Trump revisits his plan to ban flavored vapes after learning he may lose votes
Vaping has seen a surge in popularity across the United States. With rising concerns over teens' use of vapes, many have looked to the government to begin regulating the product. Despite earlier plans to do so, President Trump has revisited his plan to ban flavored vapes, The Washington Post reported late Sunday. It seems that Trump's hesitancy may be driven by the upcoming election year and anxiety over upsetting voters.

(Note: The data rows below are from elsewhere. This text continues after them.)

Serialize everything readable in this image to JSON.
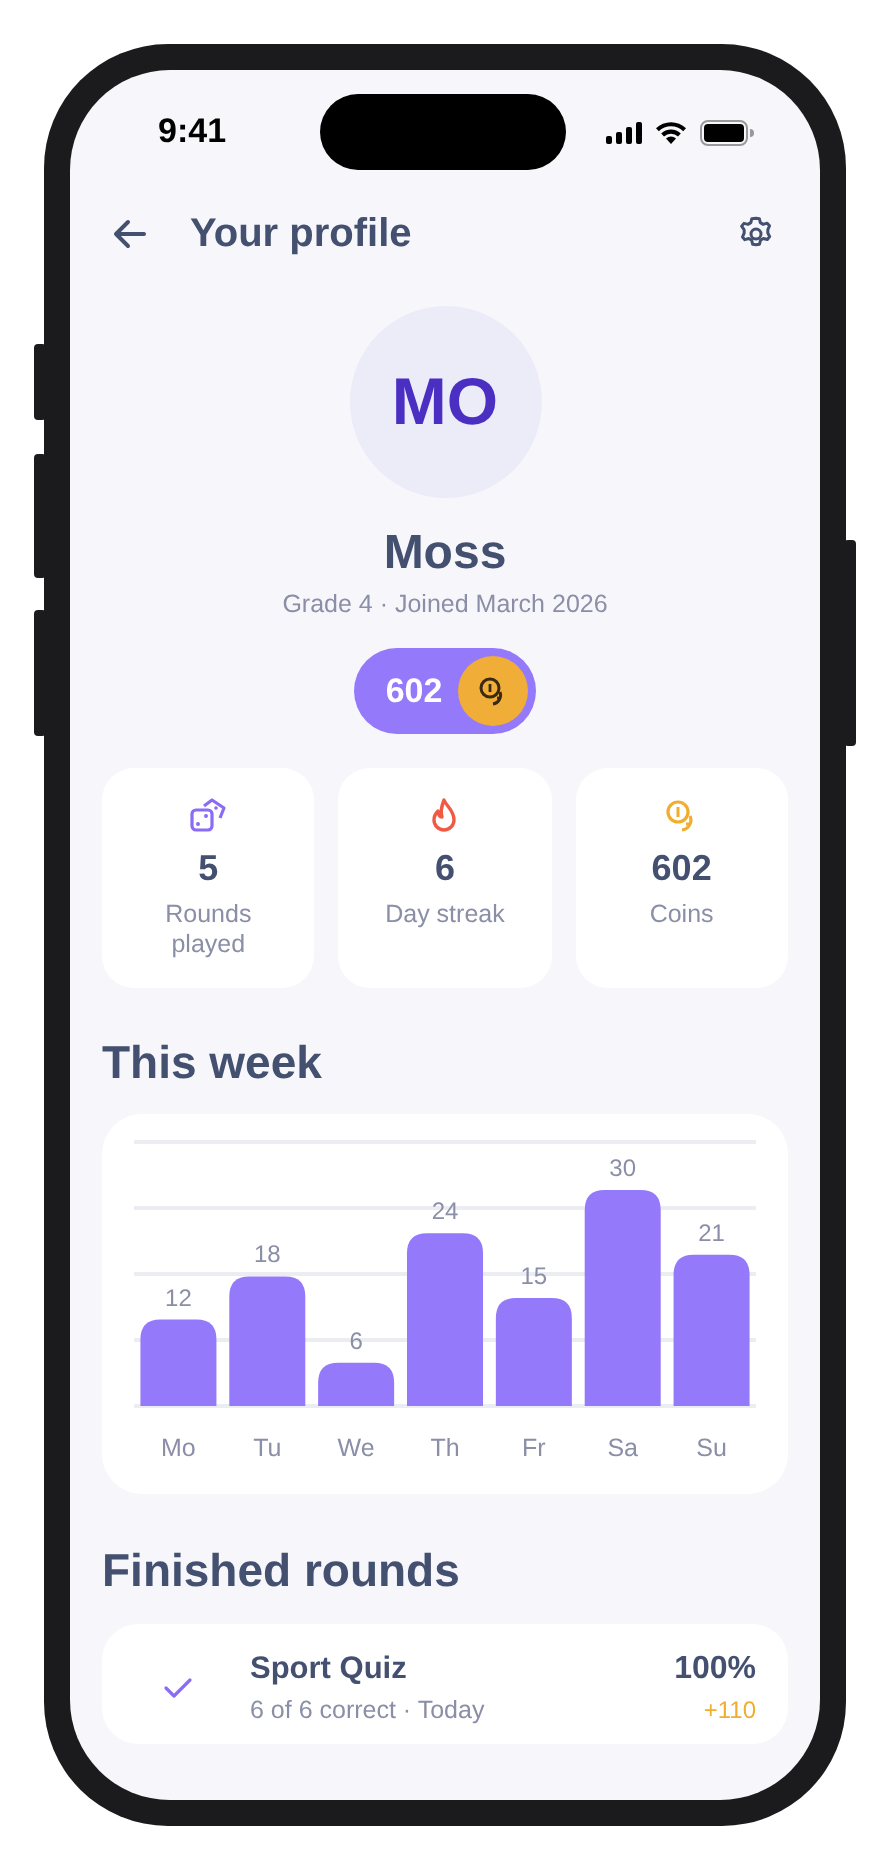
{
  "status_bar": {
    "time": "9:41"
  },
  "header": {
    "title": "Your profile"
  },
  "profile": {
    "initials": "MO",
    "name": "Moss",
    "subtitle": "Grade 4 · Joined March 2026",
    "coins": "602"
  },
  "stats": [
    {
      "kind": "dice",
      "value": "5",
      "label": "Rounds played",
      "color": "#8b6cf6"
    },
    {
      "kind": "flame",
      "value": "6",
      "label": "Day streak",
      "color": "#f05a44"
    },
    {
      "kind": "coins",
      "value": "602",
      "label": "Coins",
      "color": "#f0ad2e"
    }
  ],
  "week": {
    "title": "This week",
    "chart_data": {
      "type": "bar",
      "categories": [
        "Mo",
        "Tu",
        "We",
        "Th",
        "Fr",
        "Sa",
        "Su"
      ],
      "values": [
        12,
        18,
        6,
        24,
        15,
        30,
        21
      ],
      "data_labels": true
    }
  },
  "finished": {
    "title": "Finished rounds",
    "rounds": [
      {
        "title": "Sport Quiz",
        "detail": "6 of 6 correct · Today",
        "score": "100%",
        "reward": "+110"
      }
    ]
  }
}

E-cigarettes and vapes have been around for awhile, but the Food and Drug Administration hasn't done much about them. However, a Centers for Disease Control and Prevention report that showed vape use among teens rose from 2.1 million in 2017 to 3.6 million in 2018 put pressure on the government to act. Furthermore, as of last week lung illness linked to vaping has killed 42 people and made 2,172 more sick, per the CDC.
Back in September, Trump said that he would ban most flavored vapes to make them less appealing to kids. Under that plan, the Food and Drug Administration would yank popular fruity flavors, along with mint varieties, from both stores and online sellers, The Wall Street Journal reported. A few days prior to Trump's announcement, first lady Melania Trump had tweeted about the "growing epidemic of e-cigarette use among kids."
Trump needed only a little over two months to completely change his stance, though. According to the Post, Trump failed to sign a "decision memo" that would have allowed the Department of Health and Human Services and the FDA to carry out the ban. He was reportedly given the memo on Nov. 4.
What led to the president's change of heart? An anonymous Trump adviser told the Post that the president learned that banning flavored vapes could potentially cost people jobs, what with the closing of vape shops across the country. The New York Times reported that "allies working for the vaping industry" notified Trump that the issue would ultimately lose him votes, additionally noting that the president had been confronted with pro-vape protesters both outside rallies and on social media.
One of the polls commissioned for the Trump campaign on behalf of the Vapor Technology Association, a trade association and lobbying company, showed "negative results" for Trump if he banned the flavored vapes. The poll was conducted among voters in battleground states who vape and "was passed around to a number of people in Mr. Trump’s circle, including Brad Parscale, his campaign manager, and senior White House officials.”
With an election right around the corner, risking votes is apparently just too much for Trump — even for the sake of kids' health. So now the president is singing a new tune, claiming that he wants to hold more discussions about the issue before issuing the ban he once favored.
It's a far cry from his September assertion in the Oval Office that "we can't have our youth be so affected." (It was at this same appearance that Trump uttered the baffling line, "She's got a son, together," about he and Melania's 13-year-old son Barron, in explaining how the first lady got involved in vaping policy.)
Vaping is unlikely to become any less of a political issue moving forward. And with the 2020 campaign set to begin in earnest in mere months, it will be interesting to see if Trump is prompted to change his mind on the issue once again.